このタイプの水栓はほとんどのご家庭ですでに設置されています、特にマンションなどでは下の階の方にご迷惑がかかってしまうため必須となります。もしお家でまだ付けておられない方はホームセンターなどで「ニップル」と言う商品名でアタッチメントが販売されていますので取り付けされる事をおすすめします。

 

 

ニップルL型

 

 

ニップル直型

 

止水機能付きの水栓オートストッパー 解除方法

最後に先程お話しさせて頂きました 「 止水機能付き水栓 」や「ニップル」のオートストッパー を解除する方法をご説明させて頂きます。

イザと言う時大変助かるオートストップ機能なのですが、お掃除をしようとホースを付けたまま洗濯機を移動したりウォーターハンマー現象(水道配管内の急激な水流の変化による衝撃)で意図せずストッパーが働く場合がまれにあります。

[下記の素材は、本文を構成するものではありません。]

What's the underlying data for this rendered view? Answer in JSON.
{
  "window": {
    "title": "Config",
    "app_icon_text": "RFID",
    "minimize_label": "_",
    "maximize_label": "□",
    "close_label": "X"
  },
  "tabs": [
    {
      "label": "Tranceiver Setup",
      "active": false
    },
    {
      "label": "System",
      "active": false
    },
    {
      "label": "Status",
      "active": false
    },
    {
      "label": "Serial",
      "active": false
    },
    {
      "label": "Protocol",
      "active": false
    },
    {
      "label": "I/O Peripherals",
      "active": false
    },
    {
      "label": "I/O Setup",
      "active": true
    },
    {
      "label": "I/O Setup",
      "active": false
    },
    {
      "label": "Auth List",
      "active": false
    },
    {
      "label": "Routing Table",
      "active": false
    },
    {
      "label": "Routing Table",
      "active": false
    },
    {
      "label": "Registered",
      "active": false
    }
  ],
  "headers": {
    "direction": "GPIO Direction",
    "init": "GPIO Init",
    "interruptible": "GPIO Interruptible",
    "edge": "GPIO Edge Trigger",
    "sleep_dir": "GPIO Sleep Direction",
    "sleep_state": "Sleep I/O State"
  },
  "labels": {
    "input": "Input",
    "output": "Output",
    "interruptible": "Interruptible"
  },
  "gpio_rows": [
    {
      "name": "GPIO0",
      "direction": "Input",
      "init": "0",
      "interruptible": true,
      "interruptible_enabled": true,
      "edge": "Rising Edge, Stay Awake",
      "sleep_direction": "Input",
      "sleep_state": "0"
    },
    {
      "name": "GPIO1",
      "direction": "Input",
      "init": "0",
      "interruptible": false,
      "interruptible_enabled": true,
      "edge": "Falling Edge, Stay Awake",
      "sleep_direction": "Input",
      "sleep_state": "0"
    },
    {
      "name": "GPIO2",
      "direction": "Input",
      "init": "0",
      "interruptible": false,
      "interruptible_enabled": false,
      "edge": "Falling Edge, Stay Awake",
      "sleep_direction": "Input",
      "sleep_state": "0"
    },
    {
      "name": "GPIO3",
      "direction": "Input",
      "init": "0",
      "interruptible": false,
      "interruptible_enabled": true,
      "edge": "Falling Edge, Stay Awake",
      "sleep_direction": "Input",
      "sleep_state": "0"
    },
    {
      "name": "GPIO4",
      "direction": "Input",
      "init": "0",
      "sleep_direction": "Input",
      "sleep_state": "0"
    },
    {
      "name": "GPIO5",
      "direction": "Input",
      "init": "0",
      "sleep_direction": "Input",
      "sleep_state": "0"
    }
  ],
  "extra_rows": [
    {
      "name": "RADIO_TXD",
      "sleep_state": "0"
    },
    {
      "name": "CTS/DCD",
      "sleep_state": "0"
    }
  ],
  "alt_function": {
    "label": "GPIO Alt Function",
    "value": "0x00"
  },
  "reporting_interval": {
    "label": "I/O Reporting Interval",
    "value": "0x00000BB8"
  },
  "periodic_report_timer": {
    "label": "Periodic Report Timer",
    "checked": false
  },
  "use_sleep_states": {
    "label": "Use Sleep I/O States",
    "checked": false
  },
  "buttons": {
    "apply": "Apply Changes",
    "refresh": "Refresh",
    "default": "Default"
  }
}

ストッパーが働くと給水のお水が流れなくなり、何より給水ホースが蛇口の水栓にささらなくなってしまいます。

 

 

ストッパーを解除するためにまず水道管内の水抜きをします

❶お家の本管の元栓(止水栓)を止めます。通常元栓は水道メータボックス内にあります、戸建てのお家なら敷地内の道路よりにマンションなど集合住宅なら通路のボックス内にあります。ハンドルを右に回すと閉まります。

❷洗濯機置き場の近くの蛇口(洗面所や浴室など)を開きます、お水がでなくなっても開いたままにしておいて下さいね。

❸ 「止水機能付き水栓 」や「ニップル」の先の白い部分をまっすぐ何度かに分けて押します、 大抵 2~3回押すと白い部分が金属の部分にほとんど収まるくらいにさがります。

❹給水ホースを洗濯機本体と水栓につなぎます。

❺先程開いた蛇口(洗面所や浴室など)を閉めます。

❻元栓を開きます。

 

ストッパーはプラスチック製なので工具などで無理に押したり引っぱったりすると変形したり折れてしまったりします、ご注意して下さいね。

 

まとめ

今回は洗濯機の給水動作についてお話しさせていただきました。多少でも何かのご参考になれば嬉しく思います。ありがとうございました。